Building better electron sources with graphene

(Nanowerk News) Photocathodes that produce electron beams for electron microscopes and advanced accelerators can be refreshed and rebuilt repeatedly without opening the devices that rely on them, provided the electron emitting materials are deposited on single-atom-thick layers of carbon known as graphene, according to a new study published in the journal Applied Physics Letters ("Graphene as reusable substrate for bialkali photocathodes").
“The machines that rely on these electron emitters typically operate under high vacuum,” said Los Alamos National Laboratory physicist Hisato Yamaguchi. “By choosing graphene over materials like silicon or molybdenum, which tend to degrade during use, we can clean the substrate and redeposit electron-emitting materials without opening the vacuum. This can dramatically reduce downtime and labor involved in replacing photocathodes.”
An added layer of graphene allows photocathode substrates to be cleaned and reused repeatedly in place inside electron microscopes and accelerators
An added layer of graphene allows photocathode substrates to be cleaned and reused repeatedly in place inside electron microscopes and accelerators. (Image: LANL)
The researchers studied photocathodes made of cesium potassium antimonide, which efficiently emit electrons when illuminated with high-power, green laser light. The photocathode efficiency falls with use, and the photocathodes must be either replaced or renewed with the electron-emitting material baked off and replaced in situ.
When the researchers renewed photocathodes on substrates of silicon or molybdenum, which are common materials for such devices, the photocathode performance degraded with each cycle. Following the same procedure with graphene serving as the substrate resulted in uniformly high electron emission, time and time again.
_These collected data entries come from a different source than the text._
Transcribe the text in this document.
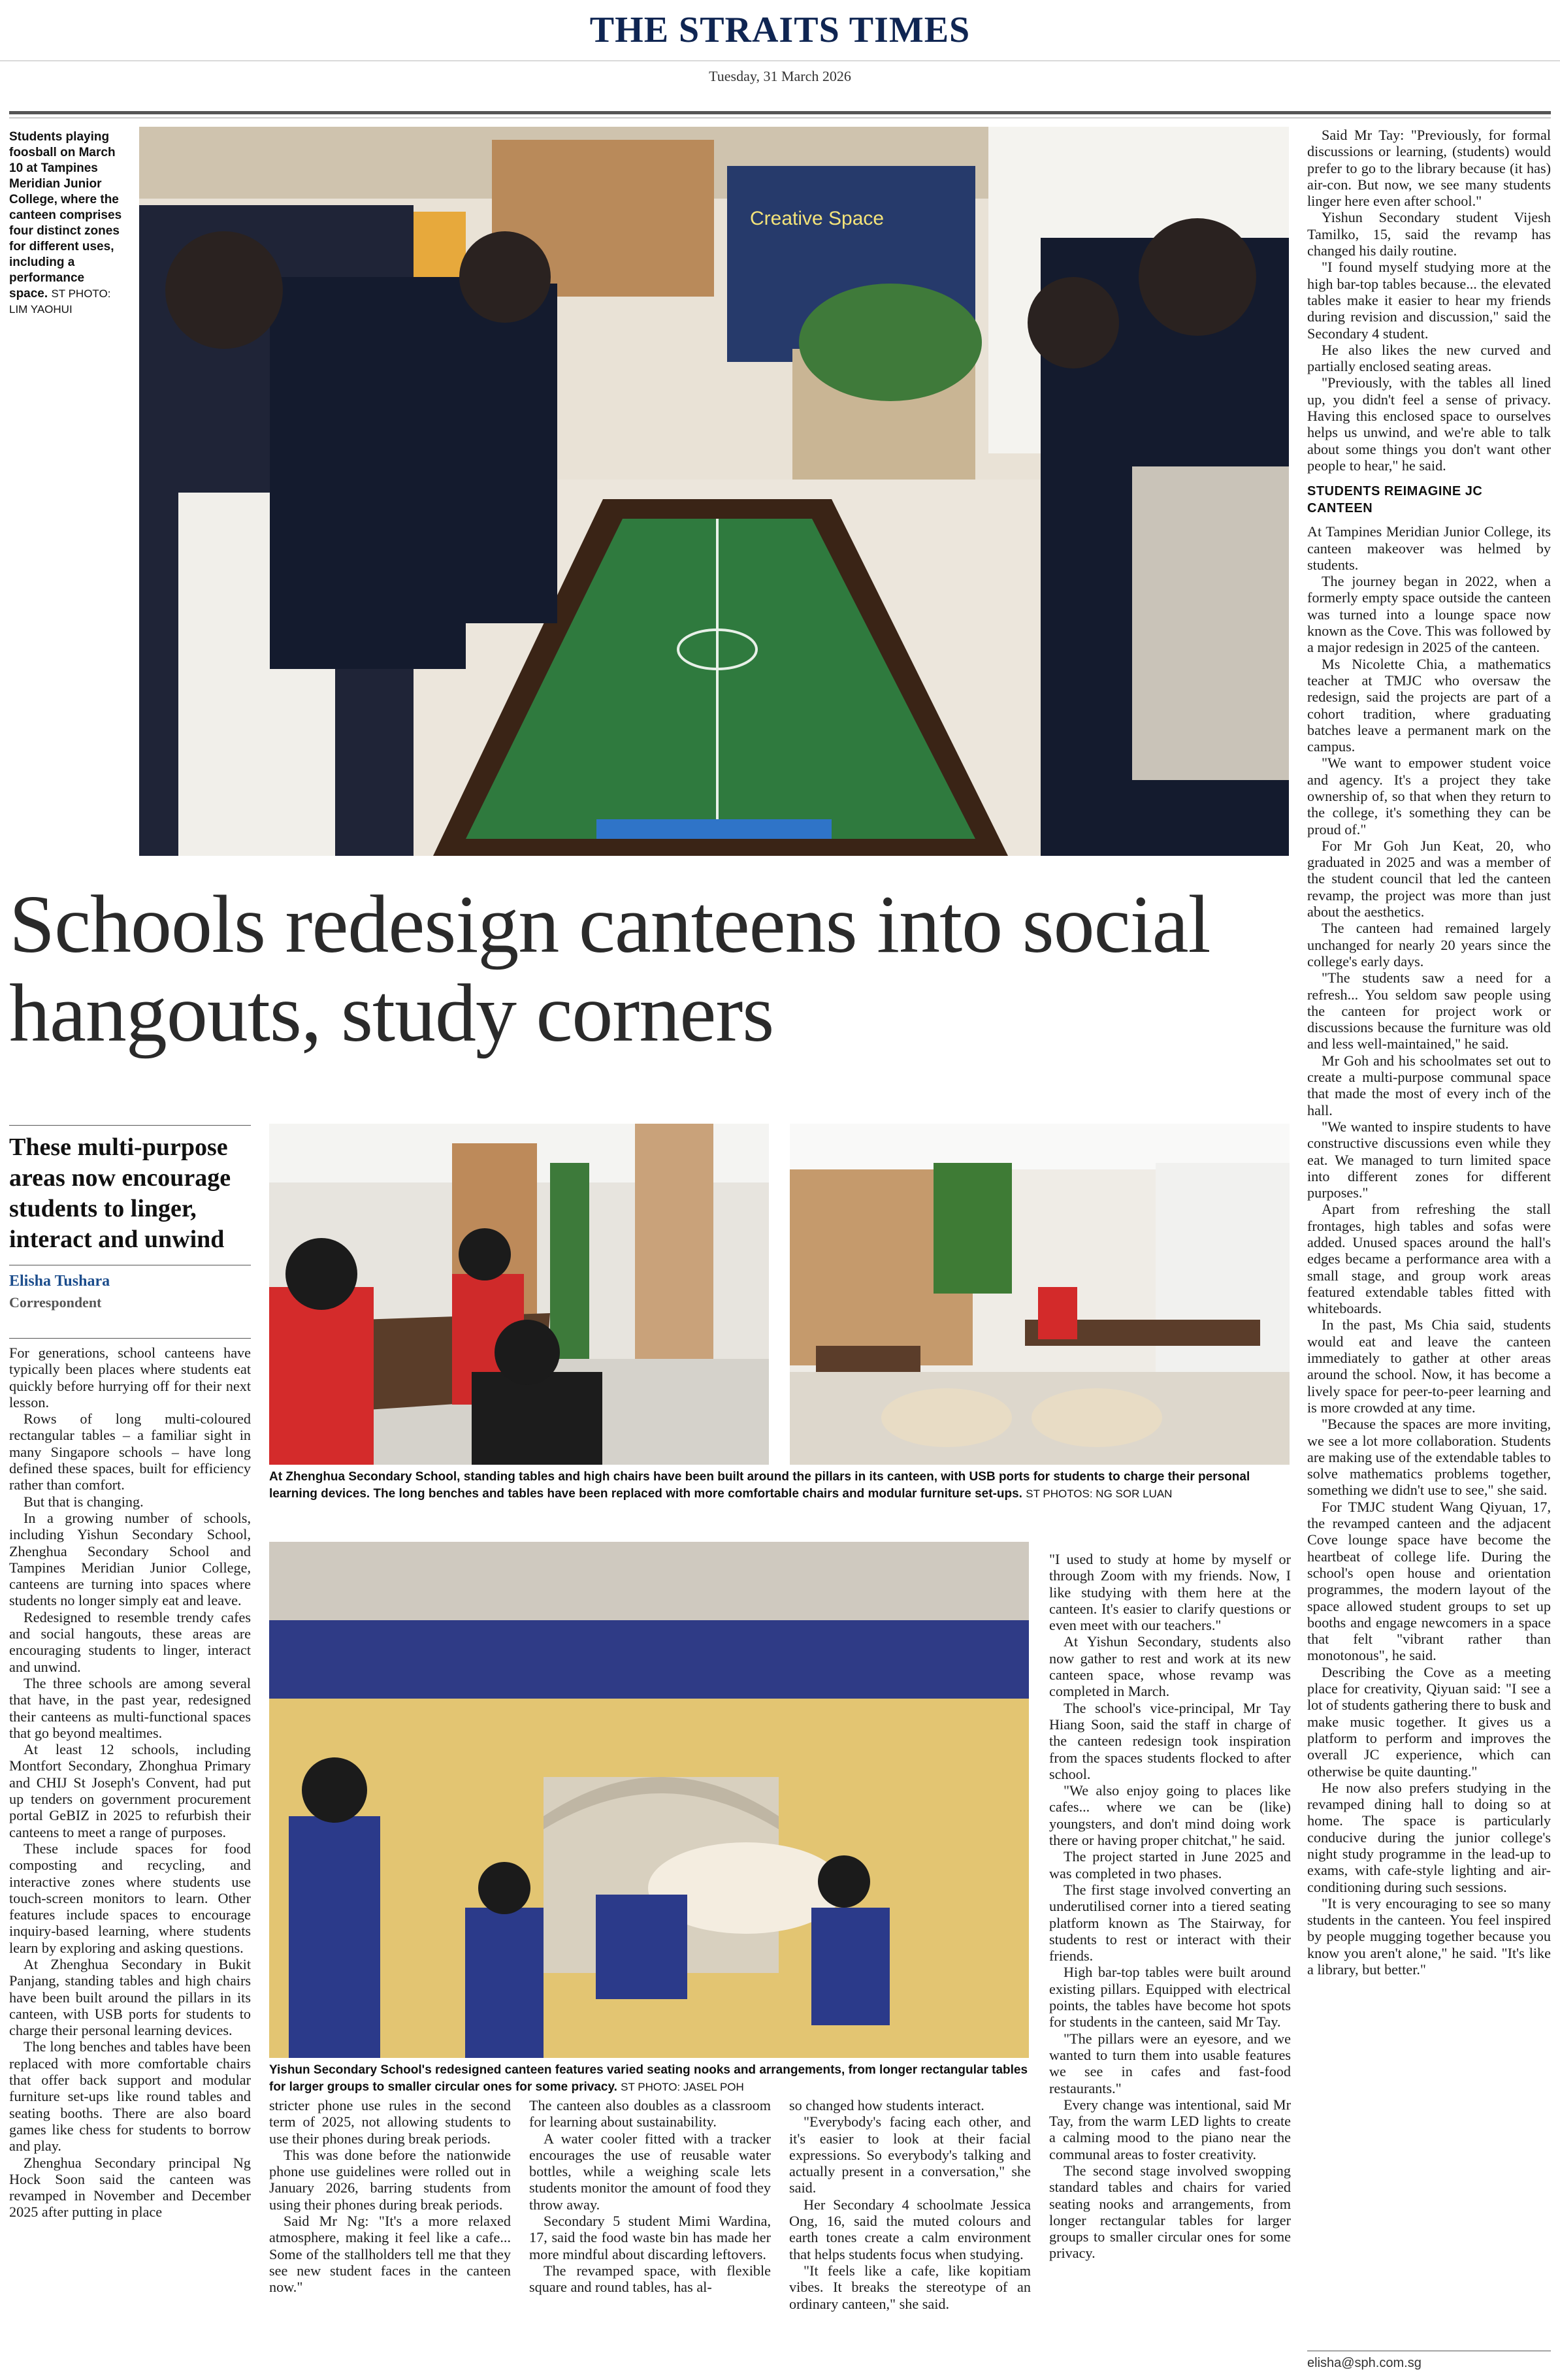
THE STRAITS TIMES
Tuesday, 31 March 2026
Students playing foosball on March 10 at Tampines Meridian Junior College, where the canteen comprises four distinct zones for different uses, including a performance space. ST PHOTO: LIM YAOHUI
Creative Space
Schools redesign canteens into social hangouts, study corners
These multi-purpose areas now encourage students to linger, interact and unwind
Elisha Tushara
Correspondent
At Zhenghua Secondary School, standing tables and high chairs have been built around the pillars in its canteen, with USB ports for students to charge their personal learning devices. The long benches and tables have been replaced with more comfortable chairs and modular furniture set-ups. ST PHOTOS: NG SOR LUAN
Yishun Secondary School's redesigned canteen features varied seating nooks and arrangements, from longer rectangular tables for larger groups to smaller circular ones for some privacy. ST PHOTO: JASEL POH

For generations, school canteens have typically been places where students eat quickly before hurrying off for their next lesson.

Rows of long multi-coloured rectangular tables – a familiar sight in many Singapore schools – have long defined these spaces, built for efficiency rather than comfort.

But that is changing.

In a growing number of schools, including Yishun Secondary School, Zhenghua Secondary School and Tampines Meridian Junior College, canteens are turning into spaces where students no longer simply eat and leave.

Redesigned to resemble trendy cafes and social hangouts, these areas are encouraging students to linger, interact and unwind.

The three schools are among several that have, in the past year, redesigned their canteens as multi-functional spaces that go beyond mealtimes.

At least 12 schools, including Montfort Secondary, Zhonghua Primary and CHIJ St Joseph's Convent, had put up tenders on government procurement portal GeBIZ in 2025 to refurbish their canteens to meet a range of purposes.

These include spaces for food composting and recycling, and interactive zones where students use touch-screen monitors to learn. Other features include spaces to encourage inquiry-based learning, where students learn by exploring and asking questions.

At Zhenghua Secondary in Bukit Panjang, standing tables and high chairs have been built around the pillars in its canteen, with USB ports for students to charge their personal learning devices.

The long benches and tables have been replaced with more comfortable chairs that offer back support and modular furniture set-ups like round tables and seating booths. There are also board games like chess for students to borrow and play.

Zhenghua Secondary principal Ng Hock Soon said the canteen was revamped in November and December 2025 after putting in place

stricter phone use rules in the second term of 2025, not allowing students to use their phones during break periods.

This was done before the nationwide phone use guidelines were rolled out in January 2026, barring students from using their phones during break periods.

Said Mr Ng: "It's a more relaxed atmosphere, making it feel like a cafe... Some of the stallholders tell me that they see new student faces in the canteen now."

The canteen also doubles as a classroom for learning about sustainability.

A water cooler fitted with a tracker encourages the use of reusable water bottles, while a weighing scale lets students monitor the amount of food they throw away.

Secondary 5 student Mimi Wardina, 17, said the food waste bin has made her more mindful about discarding leftovers.

The revamped space, with flexible square and round tables, has al-

so changed how students interact.

"Everybody's facing each other, and it's easier to look at their facial expressions. So everybody's talking and actually present in a conversation," she said.

Her Secondary 4 schoolmate Jessica Ong, 16, said the muted colours and earth tones create a calm environment that helps students focus when studying.

"It feels like a cafe, like kopitiam vibes. It breaks the stereotype of an ordinary canteen," she said.

"I used to study at home by myself or through Zoom with my friends. Now, I like studying with them here at the canteen. It's easier to clarify questions or even meet with our teachers."

At Yishun Secondary, students also now gather to rest and work at its new canteen space, whose revamp was completed in March.

The school's vice-principal, Mr Tay Hiang Soon, said the staff in charge of the canteen redesign took inspiration from the spaces students flocked to after school.

"We also enjoy going to places like cafes... where we can be (like) youngsters, and don't mind doing work there or having proper chitchat," he said.

The project started in June 2025 and was completed in two phases.

The first stage involved converting an underutilised corner into a tiered seating platform known as The Stairway, for students to rest or interact with their friends.

High bar-top tables were built around existing pillars. Equipped with electrical points, the tables have become hot spots for students in the canteen, said Mr Tay.

"The pillars were an eyesore, and we wanted to turn them into usable features we see in cafes and fast-food restaurants."

Every change was intentional, said Mr Tay, from the warm LED lights to create a calming mood to the piano near the communal areas to foster creativity.

The second stage involved swopping standard tables and chairs for varied seating nooks and arrangements, from longer rectangular tables for larger groups to smaller circular ones for some privacy.

Said Mr Tay: "Previously, for formal discussions or learning, (students) would prefer to go to the library because (it has) air-con. But now, we see many students linger here even after school."

Yishun Secondary student Vijesh Tamilko, 15, said the revamp has changed his daily routine.

"I found myself studying more at the high bar-top tables because... the elevated tables make it easier to hear my friends during revision and discussion," said the Secondary 4 student.

He also likes the new curved and partially enclosed seating areas.

"Previously, with the tables all lined up, you didn't feel a sense of privacy. Having this enclosed space to ourselves helps us unwind, and we're able to talk about some things you don't want other people to hear," he said.

STUDENTS REIMAGINE JC CANTEEN

At Tampines Meridian Junior College, its canteen makeover was helmed by students.

The journey began in 2022, when a formerly empty space outside the canteen was turned into a lounge space now known as the Cove. This was followed by a major redesign in 2025 of the canteen.

Ms Nicolette Chia, a mathematics teacher at TMJC who oversaw the redesign, said the projects are part of a cohort tradition, where graduating batches leave a permanent mark on the campus.

"We want to empower student voice and agency. It's a project they take ownership of, so that when they return to the college, it's something they can be proud of."

For Mr Goh Jun Keat, 20, who graduated in 2025 and was a member of the student council that led the canteen revamp, the project was more than just about the aesthetics.

The canteen had remained largely unchanged for nearly 20 years since the college's early days.

"The students saw a need for a refresh... You seldom saw people using the canteen for project work or discussions because the furniture was old and less well-maintained," he said.

Mr Goh and his schoolmates set out to create a multi-purpose communal space that made the most of every inch of the hall.

"We wanted to inspire students to have constructive discussions even while they eat. We managed to turn limited space into different zones for different purposes."

Apart from refreshing the stall frontages, high tables and sofas were added. Unused spaces around the hall's edges became a performance area with a small stage, and group work areas featured extendable tables fitted with whiteboards.

In the past, Ms Chia said, students would eat and leave the canteen immediately to gather at other areas around the school. Now, it has become a lively space for peer-to-peer learning and is more crowded at any time.

"Because the spaces are more inviting, we see a lot more collaboration. Students are making use of the extendable tables to solve mathematics problems together, something we didn't use to see," she said.

For TMJC student Wang Qiyuan, 17, the revamped canteen and the adjacent Cove lounge space have become the heartbeat of college life. During the school's open house and orientation programmes, the modern layout of the space allowed student groups to set up booths and engage newcomers in a space that felt "vibrant rather than monotonous", he said.

Describing the Cove as a meeting place for creativity, Qiyuan said: "I see a lot of students gathering there to busk and make music together. It gives us a platform to perform and improves the overall JC experience, which can otherwise be quite daunting."

He now also prefers studying in the revamped dining hall to doing so at home. The space is particularly conducive during the junior college's night study programme in the lead-up to exams, with cafe-style lighting and air-conditioning during such sessions.

"It is very encouraging to see so many students in the canteen. You feel inspired by people mugging together because you know you aren't alone," he said. "It's like a library, but better."

elisha@sph.com.sg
The researchers proposed that the resilience of photocathodes deposited on graphene surfaces was due to weaker binding between the emitter atoms and the underlying carbon layer. Numerical calculations based on the material properties of the emitters and graphene were consistent with the hypothesis.
The authors concluded their study by stating, “Our results provide a foundation for graphene-based, reusable substrates for high [quantum efficiency] semiconductor photocathodes.”
In addition to Yamaguchi from Los Alamos, collaborators included researchers from the Japanese institutions Nagoya University, the High Energy Accelerator Research Organization (KEK), the National Institutes of Natural Sciences, and Hiroshima University.